Rep. Michael McCaul, R-Texas, said Wednesday during an event at the National Press Club that some of the malicious messages are coming from email addresses that appear spoofed, or altered in such a way that they look to have come from known contacts.
“I have had attachments coming to me from people I know but about subjects that are totally unrelated to that person and I know it’s phishing,” McCaul recalled, “I’d say almost on a daily basis.”
The chairman’s comments underscore the growing risk faced by elected officials — especially for those handling classified information — from cyberattacks. While lawmakers and their staffers are encouraged to attend cybersecurity training sessions hosted by their respective sergeant at arms’ offices, representatives are not typically required to individually participate.
“A lot of it is very basic stuff like ‘don’t click on that attachment,'” McCaul said of the educational seminars.
McCaul, who was the lead on cybersecurity legislation in the previous Congressional term, said he understands part of the problem is the old networks Congress and their staff relies upon.
“We have a company that basically provides pretty good firewalls. And actually I have opened up one or two of these and gone back to my IT guy and we had some redundancies to back it up, where that intrusion didn’t take place, but it really gets to the whole issue, the legacy issue. Our network system is so antiquated, the older it is the more vulnerable it is to attacks,” said McCaul.
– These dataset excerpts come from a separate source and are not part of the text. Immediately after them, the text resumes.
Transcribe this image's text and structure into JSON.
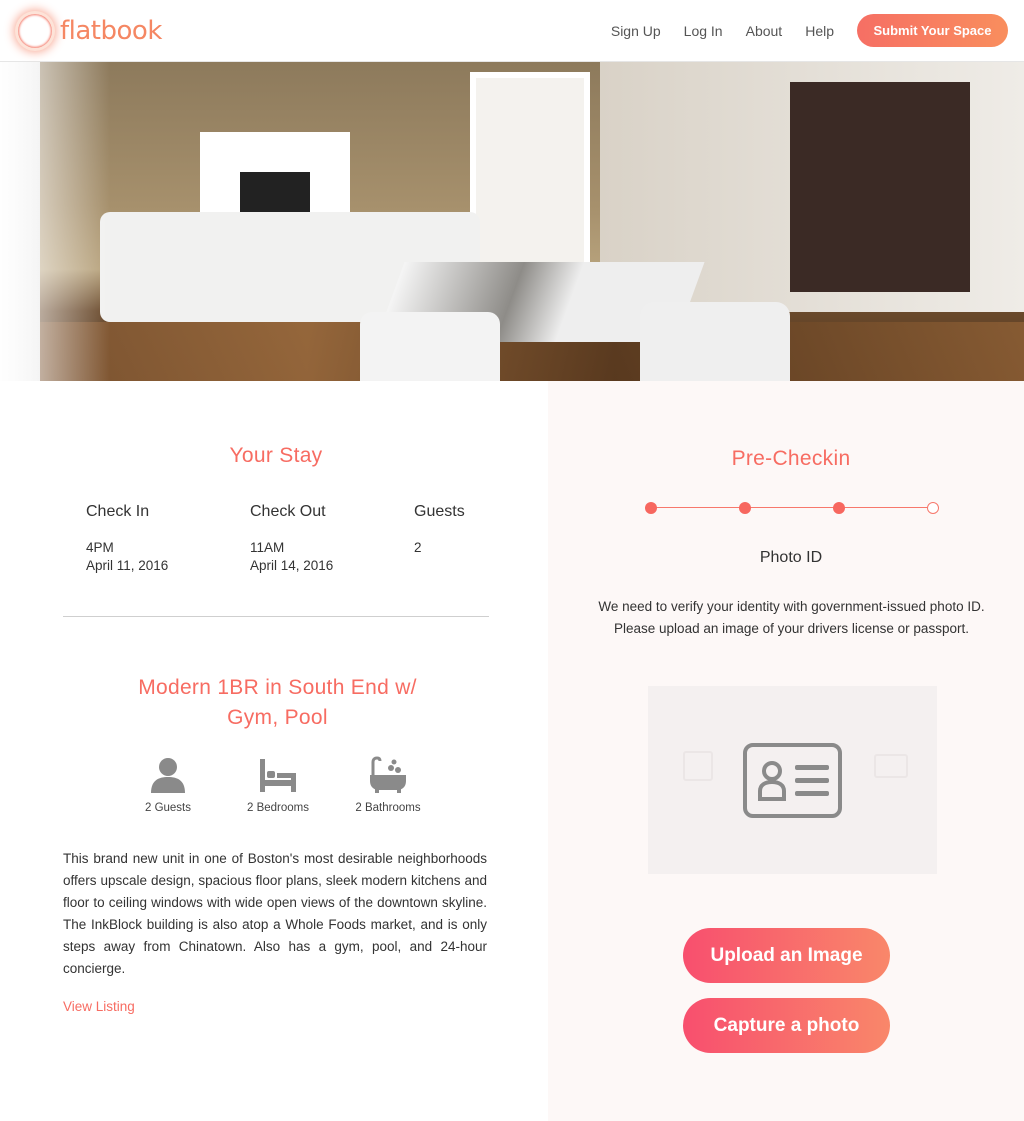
{
  "header": {
    "logo_text": "flatbook",
    "nav": [
      "Sign Up",
      "Log In",
      "About",
      "Help"
    ],
    "submit_label": "Submit Your Space"
  },
  "stay": {
    "title": "Your Stay",
    "check_in_label": "Check In",
    "check_in_time": "4PM",
    "check_in_date": "April 11, 2016",
    "check_out_label": "Check Out",
    "check_out_time": "11AM",
    "check_out_date": "April 14, 2016",
    "guests_label": "Guests",
    "guests_value": "2"
  },
  "listing": {
    "title": "Modern 1BR in South End w/ Gym, Pool",
    "amenities": [
      {
        "icon": "person-icon",
        "label": "2 Guests"
      },
      {
        "icon": "bed-icon",
        "label": "2 Bedrooms"
      },
      {
        "icon": "bathtub-icon",
        "label": "2 Bathrooms"
      }
    ],
    "description": "This brand new unit in one of Boston's most desirable neighborhoods offers upscale design, spacious floor plans, sleek modern kitchens and floor to ceiling windows with wide open views of the downtown skyline. The InkBlock building is also atop a Whole Foods market, and is only steps away from Chinatown. Also has a gym, pool, and 24-hour concierge.",
    "view_link": "View Listing"
  },
  "precheckin": {
    "title": "Pre-Checkin",
    "steps_total": 4,
    "steps_completed": 3,
    "step_name": "Photo ID",
    "step_description": "We need to verify your identity with government-issued photo ID. Please upload an image of your drivers license or passport.",
    "upload_label": "Upload an Image",
    "capture_label": "Capture a photo"
  },
  "colors": {
    "accent": "#f76c62",
    "button_gradient_start": "#f84f6e",
    "button_gradient_end": "#f9876a",
    "panel_bg": "#fdf8f7"
  }
}
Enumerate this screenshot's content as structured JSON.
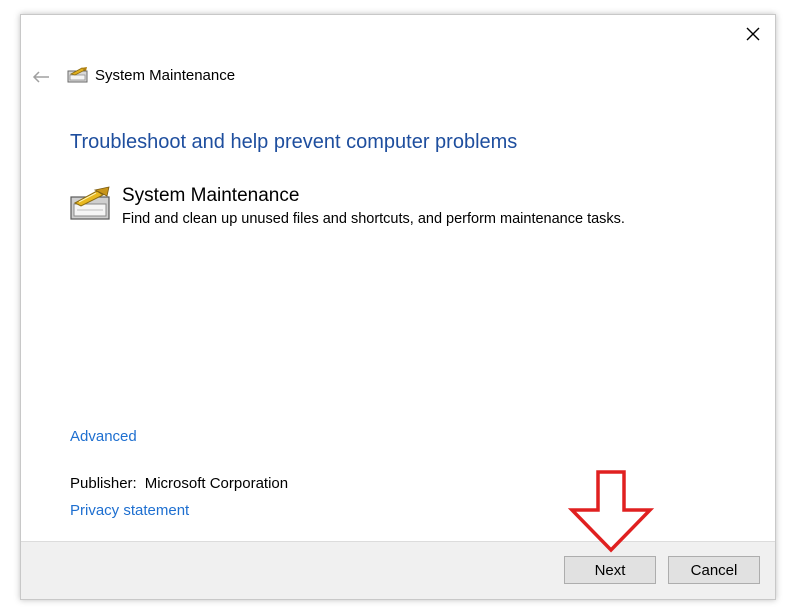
{
  "window": {
    "title": "System Maintenance",
    "close_icon": "close-icon",
    "back_icon": "back-arrow-icon"
  },
  "main": {
    "heading": "Troubleshoot and help prevent computer problems",
    "task": {
      "title": "System Maintenance",
      "description": "Find and clean up unused files and shortcuts, and perform maintenance tasks.",
      "icon": "system-maintenance-icon"
    },
    "advanced_link": "Advanced",
    "publisher_label": "Publisher:",
    "publisher_value": "Microsoft Corporation",
    "privacy_link": "Privacy statement"
  },
  "footer": {
    "next_label": "Next",
    "cancel_label": "Cancel"
  },
  "annotation": {
    "arrow_color": "#e02020",
    "arrow_icon": "red-down-arrow-icon"
  },
  "colors": {
    "heading": "#1e4e9e",
    "link": "#1e6fd0",
    "footer_bg": "#f0f0f0"
  }
}
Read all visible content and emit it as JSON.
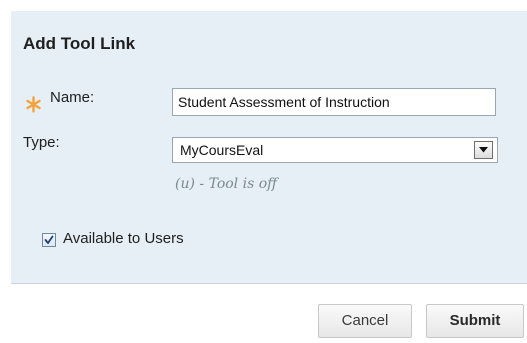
{
  "dialog": {
    "title": "Add Tool Link"
  },
  "form": {
    "name_label": "Name:",
    "name_value": "Student Assessment of Instruction",
    "type_label": "Type:",
    "type_value": "MyCoursEval",
    "type_hint": "(u) - Tool is off",
    "available_label": "Available to Users",
    "available_checked": true
  },
  "actions": {
    "cancel_label": "Cancel",
    "submit_label": "Submit"
  },
  "colors": {
    "panel_bg": "#e5eff5",
    "required_star": "#f2a33a"
  },
  "icons": {
    "required": "asterisk-icon",
    "dropdown": "chevron-down-icon",
    "checkbox": "checkmark-icon"
  }
}
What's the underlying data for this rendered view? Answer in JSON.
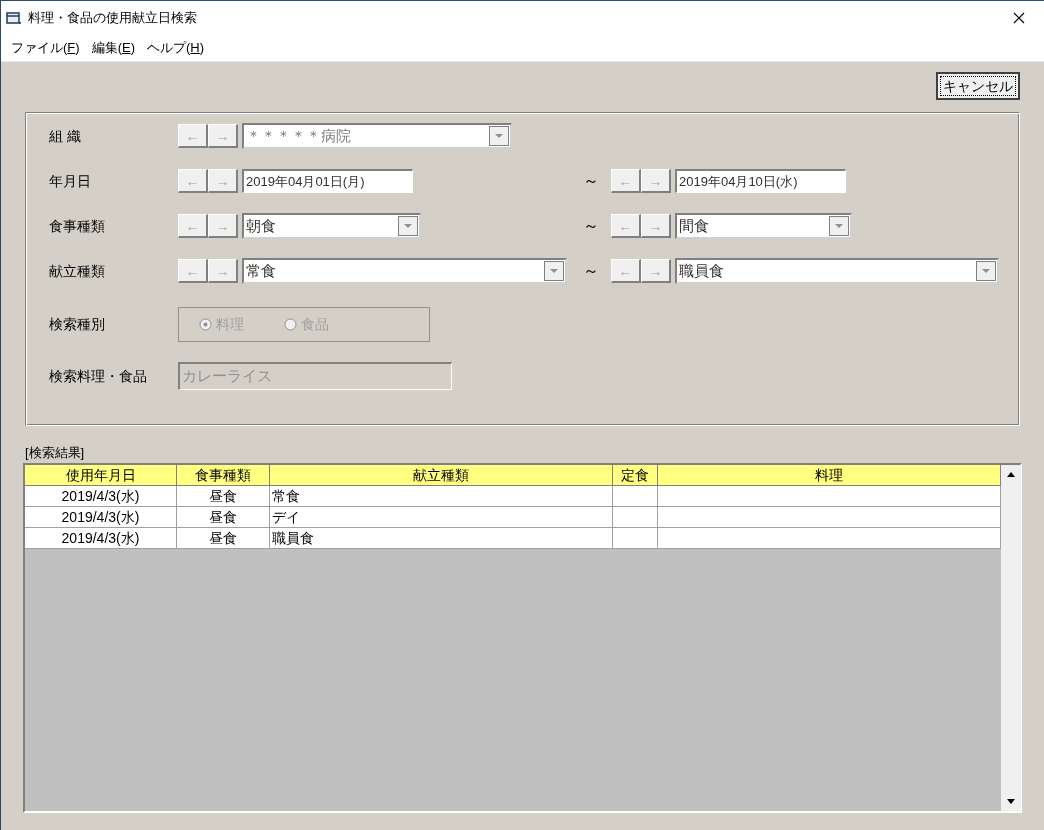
{
  "window": {
    "title": "料理・食品の使用献立日検索"
  },
  "menu": [
    {
      "label": "ファイル(",
      "key": "F",
      "end": ")"
    },
    {
      "label": "編集(",
      "key": "E",
      "end": ")"
    },
    {
      "label": "ヘルプ(",
      "key": "H",
      "end": ")"
    }
  ],
  "cancel_button": "キャンセル",
  "form_rows": [
    {
      "label": "組 織",
      "from": {
        "kind": "combo",
        "value": "＊＊＊＊＊病院",
        "disabled": true
      },
      "tilde": null,
      "to": null
    },
    {
      "label": "年月日",
      "from": {
        "kind": "date",
        "value": "2019年04月01日(月)"
      },
      "tilde": "～",
      "to": {
        "kind": "date",
        "value": "2019年04月10日(水)"
      }
    },
    {
      "label": "食事種類",
      "from": {
        "kind": "combo",
        "value": "朝食",
        "disabled": false
      },
      "tilde": "～",
      "to": {
        "kind": "combo",
        "value": "間食",
        "disabled": false
      }
    },
    {
      "label": "献立種類",
      "from": {
        "kind": "combo",
        "value": "常食",
        "disabled": false
      },
      "tilde": "～",
      "to": {
        "kind": "combo",
        "value": "職員食",
        "disabled": false
      }
    }
  ],
  "arrows": {
    "prev": "←",
    "next": "→"
  },
  "search_type": {
    "label": "検索種別",
    "disabled": true,
    "options": [
      {
        "label": "料理",
        "selected": true
      },
      {
        "label": "食品",
        "selected": false
      }
    ]
  },
  "search_item": {
    "label": "検索料理・食品",
    "value": "カレーライス",
    "disabled": true
  },
  "results": {
    "label": "[検索結果]",
    "columns": [
      "使用年月日",
      "食事種類",
      "献立種類",
      "定食",
      "料理"
    ],
    "rows": [
      [
        "2019/4/3(水)",
        "昼食",
        "常食",
        "",
        ""
      ],
      [
        "2019/4/3(水)",
        "昼食",
        "デイ",
        "",
        ""
      ],
      [
        "2019/4/3(水)",
        "昼食",
        "職員食",
        "",
        ""
      ]
    ]
  }
}
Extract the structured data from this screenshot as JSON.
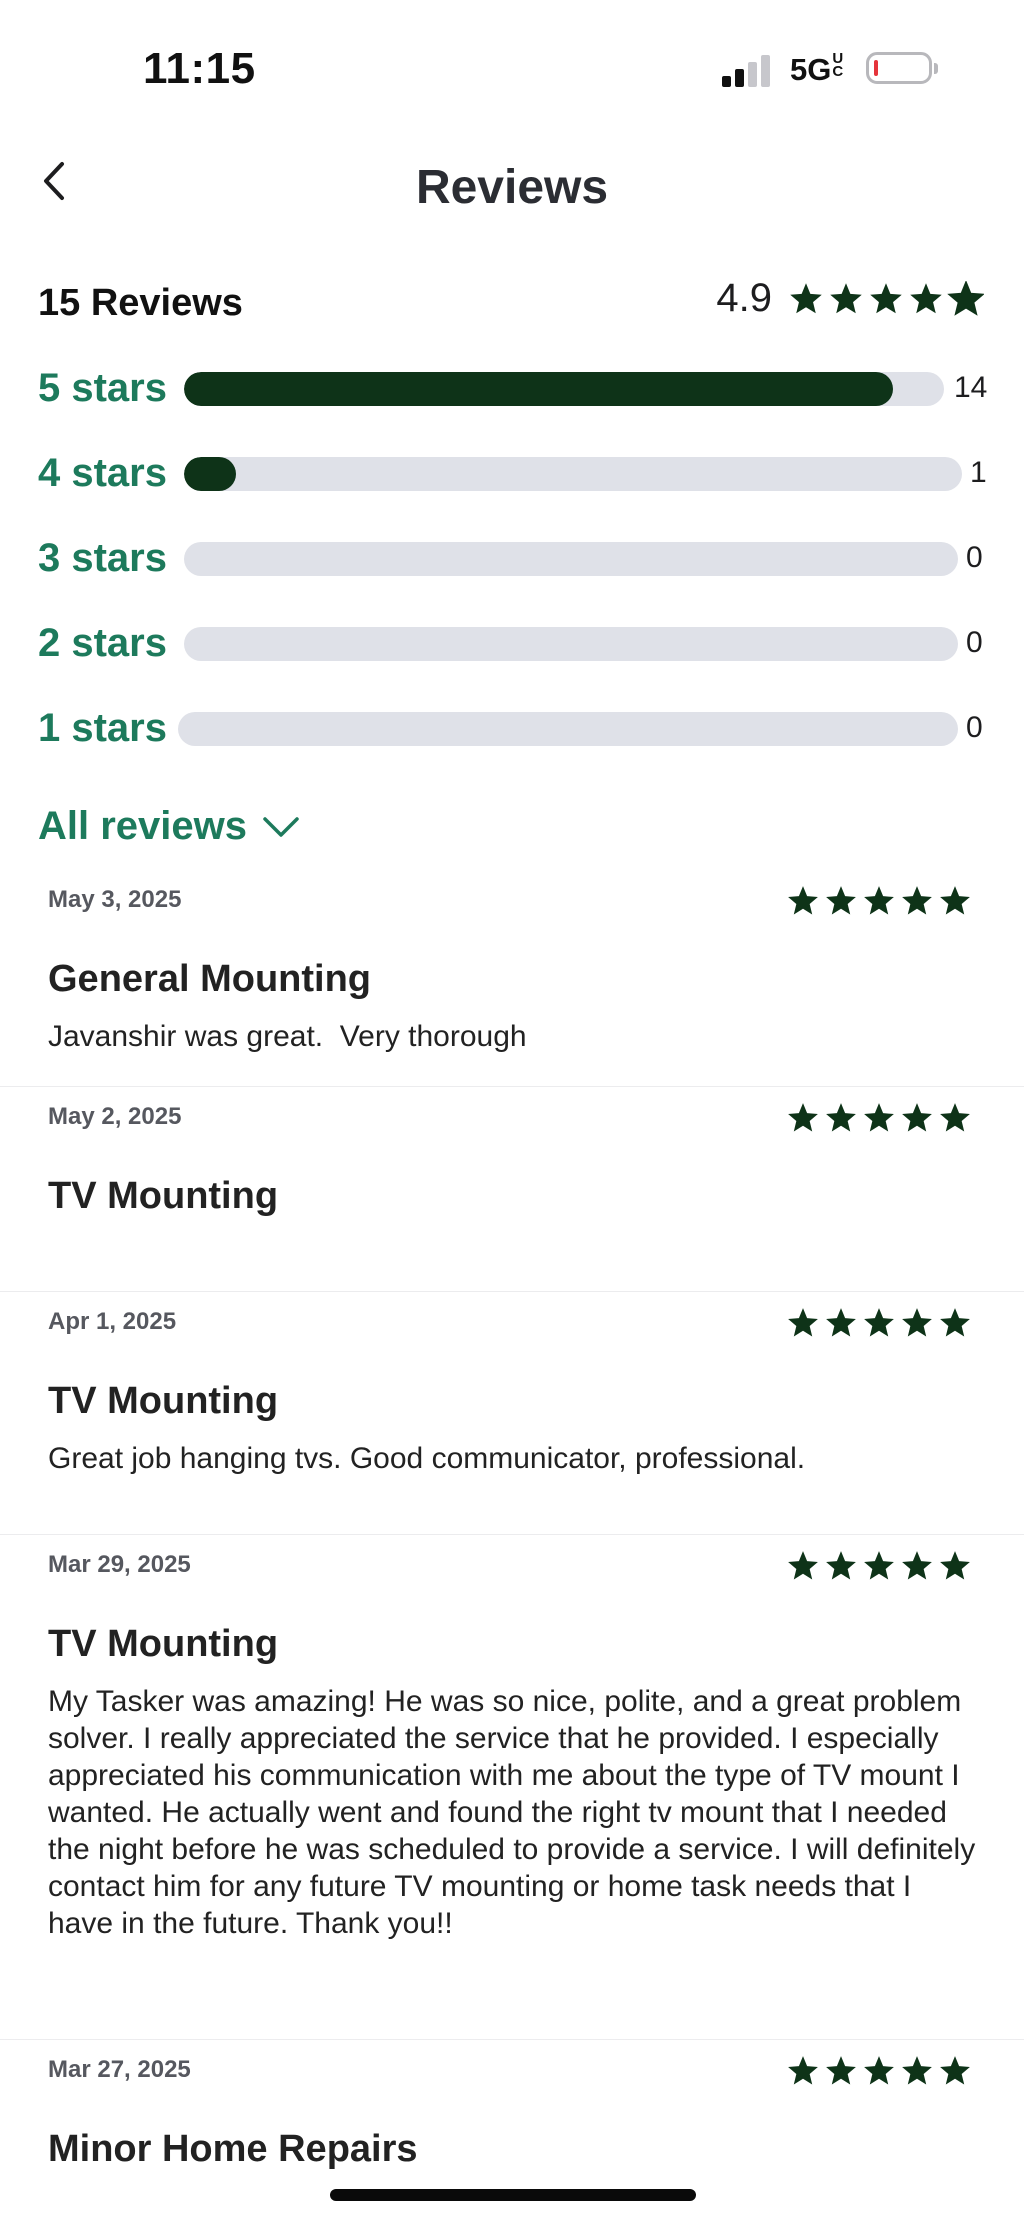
{
  "status_bar": {
    "time": "11:15",
    "network": "5G",
    "network_suffix": "UC"
  },
  "header": {
    "title": "Reviews",
    "back_icon": "chevron-left-icon"
  },
  "summary": {
    "count_label": "15 Reviews",
    "rating": "4.9",
    "rating_value": 4.9,
    "star_color": "#0e3318"
  },
  "distribution": [
    {
      "label": "5 stars",
      "count": "14",
      "fraction": 0.933
    },
    {
      "label": "4 stars",
      "count": "1",
      "fraction": 0.067
    },
    {
      "label": "3 stars",
      "count": "0",
      "fraction": 0
    },
    {
      "label": "2 stars",
      "count": "0",
      "fraction": 0
    },
    {
      "label": "1 stars",
      "count": "0",
      "fraction": 0
    }
  ],
  "filter": {
    "label": "All reviews",
    "icon": "chevron-down-icon"
  },
  "reviews": [
    {
      "date": "May 3, 2025",
      "rating": 5,
      "title": "General Mounting",
      "body": "Javanshir was great.  Very thorough"
    },
    {
      "date": "May 2, 2025",
      "rating": 5,
      "title": "TV Mounting",
      "body": ""
    },
    {
      "date": "Apr 1, 2025",
      "rating": 5,
      "title": "TV Mounting",
      "body": "Great job hanging tvs. Good communicator, professional."
    },
    {
      "date": "Mar 29, 2025",
      "rating": 5,
      "title": "TV Mounting",
      "body": "My Tasker was amazing! He was so nice, polite, and a great problem solver. I really appreciated the service that he provided. I especially appreciated his communication with me about the type of TV mount I wanted. He actually went and found the right tv mount that I needed the night before he was scheduled to provide a service. I will definitely contact him for any future TV mounting or home task needs that I have in the future. Thank you!!"
    },
    {
      "date": "Mar 27, 2025",
      "rating": 5,
      "title": "Minor Home Repairs",
      "body": ""
    }
  ],
  "colors": {
    "accent_green": "#1d7a5c",
    "dark_green": "#0e3318",
    "track_gray": "#dfe1e8"
  }
}
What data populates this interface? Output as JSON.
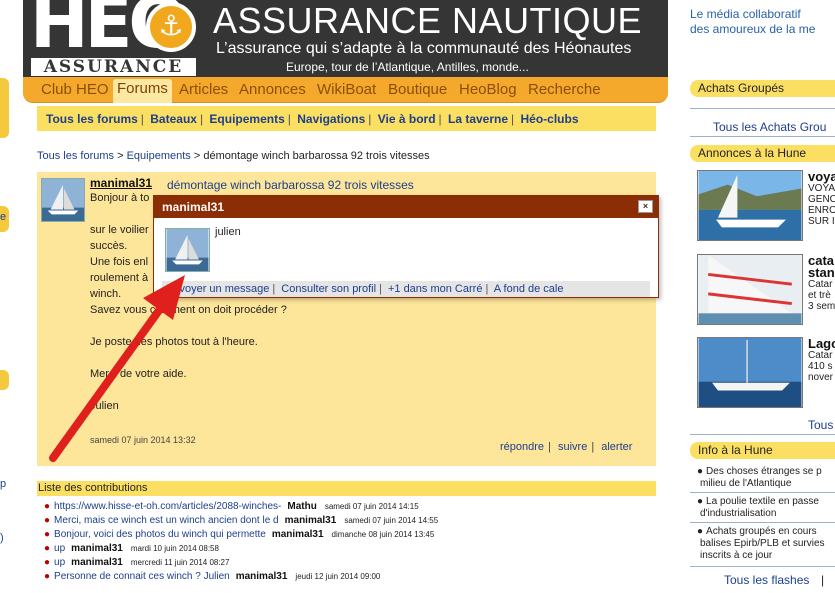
{
  "header": {
    "logo_main": "HEO",
    "logo_anchor": "⚓",
    "logo_sub": "ASSURANCE",
    "title": "ASSURANCE NAUTIQUE",
    "tagline": "L’assurance qui s’adapte à la communauté des Héonautes",
    "subtag": "Europe, tour de l’Atlantique, Antilles, monde..."
  },
  "nav": {
    "items": [
      "Club HEO",
      "Forums",
      "Articles",
      "Annonces",
      "WikiBoat",
      "Boutique",
      "HeoBlog",
      "Recherche"
    ],
    "active": "Forums"
  },
  "subnav": {
    "items": [
      "Tous les forums",
      "Bateaux",
      "Equipements",
      "Navigations",
      "Vie à bord",
      "La taverne",
      "Héo-clubs"
    ]
  },
  "breadcrumb": {
    "parts": [
      "Tous les forums",
      "Equipements",
      "démontage winch barbarossa 92 trois vitesses"
    ],
    "sep": ">"
  },
  "post": {
    "author": "manimal31",
    "title": "démontage winch barbarossa 92 trois vitesses",
    "lines": [
      "Bonjour à to",
      "sur le voilier",
      "succès.",
      "Une fois enl",
      "roulement à",
      "winch.",
      "Savez vous comment on doit procéder ?",
      "Je poste des photos tout à l'heure.",
      "Merci de votre aide.",
      "Julien"
    ],
    "date": "samedi 07 juin 2014 13:32",
    "actions": [
      "répondre",
      "suivre",
      "alerter"
    ]
  },
  "popup": {
    "title": "manimal31",
    "close": "×",
    "name": "julien",
    "actions": [
      "Envoyer un message",
      "Consulter son profil",
      "+1 dans mon Carré",
      "A fond de cale"
    ]
  },
  "contributions": {
    "heading": "Liste des contributions",
    "rows": [
      {
        "text": "https://www.hisse-et-oh.com/articles/2088-winches-",
        "author": "Mathu",
        "date": "samedi 07 juin 2014 14:15"
      },
      {
        "text": "Merci, mais ce winch est un winch ancien dont le d",
        "author": "manimal31",
        "date": "samedi 07 juin 2014 14:55"
      },
      {
        "text": "Bonjour, voici des photos du winch qui permette",
        "author": "manimal31",
        "date": "dimanche 08 juin 2014 13:45"
      },
      {
        "text": "up",
        "author": "manimal31",
        "date": "mardi 10 juin 2014 08:58"
      },
      {
        "text": "up",
        "author": "manimal31",
        "date": "mercredi 11 juin 2014 08:27"
      },
      {
        "text": "Personne de connait ces winch ? Julien",
        "author": "manimal31",
        "date": "jeudi 12 juin 2014 09:00"
      }
    ]
  },
  "sidebar": {
    "tagline1": "Le média collaboratif",
    "tagline2": "des amoureux de la me",
    "achats_head": "Achats Groupés",
    "achats_link": "Tous les Achats Grou",
    "annonces_head": "Annonces à la Hune",
    "annonces": [
      {
        "title": "voya",
        "desc": [
          "VOYA",
          "GENC",
          "ENRO",
          "SUR I"
        ]
      },
      {
        "title": "cata",
        "title2": "stan",
        "desc": [
          "Catar",
          "et trè",
          "3 sem"
        ]
      },
      {
        "title": "Lago",
        "desc": [
          "Catar",
          "410 s",
          "nover"
        ]
      }
    ],
    "tous_link": "Tous",
    "info_head": "Info à la Hune",
    "flashes": [
      [
        "Des choses étranges se p",
        "milieu de l'Atlantique"
      ],
      [
        "La poulie textile en passe",
        "d'industrialisation"
      ],
      [
        "Achats groupés en cours",
        "balises Epirb/PLB et survies",
        "inscrits à ce jour"
      ]
    ],
    "flashes_link": "Tous les flashes",
    "flashes_sep": "|"
  },
  "leftstrip": {
    "frag1": "e",
    "frag2": "p",
    "frag3": ")"
  },
  "colors": {
    "header_bg": "#353535",
    "nav_orange": "#f5a92c",
    "yellow": "#fbdf62",
    "post_bg": "#fde59a",
    "popup_head": "#8b2e05",
    "link": "#1d3f8c",
    "arrow": "#e0201c"
  }
}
Multiple U.S. political organizations and campaigns were recently the target of a sophisticated hacking operations levied by Russian intelligence, a declassified report published Friday and compiled by U.S. intelligence agencies notes. McCaul said reports coupled with the recent news have left those on Capitol Hill with heightened awareness of cybersecurity hygiene.
“It’s not just Congress, everyone in this room has a phone and everyone in this room is subject to being infiltrated. I think it’s in large part a privacy issue. It’s a security issue when it comes to Congress and the executive branch and agencies. I think there’s a greater sense of awareness about it [amongst members of Congress]. A greater sense of anxiety … of paranoia,” said McCaul.
“Phishing emails to USG officials are incredibly common,” said Area 1 Security co-founder Blake Darche, “the Senate and House especially face security challenges in that they are not directly part of the executive branch and often lack the level of expertise at NSA/FBI/CIA. They are also public and as a result often receive and send emails to and from constituents raising their exposure profiles.”
Last week, USA Today reported that Congress planned to increase its efforts to protect members from data breaches by providing better training resources.
“One of the biggest threats that we have here would be the security, in particular the cybersecurity threats, that we face,” said Rep. Gregg Harper, R-Miss., the new chairman of the House Administration Committee, which oversees operations in the lower chamber. “Every office, every committee, every part of Capitol Hill is subject for attack by foreign governments, by individuals, people in this county who mean us harm.”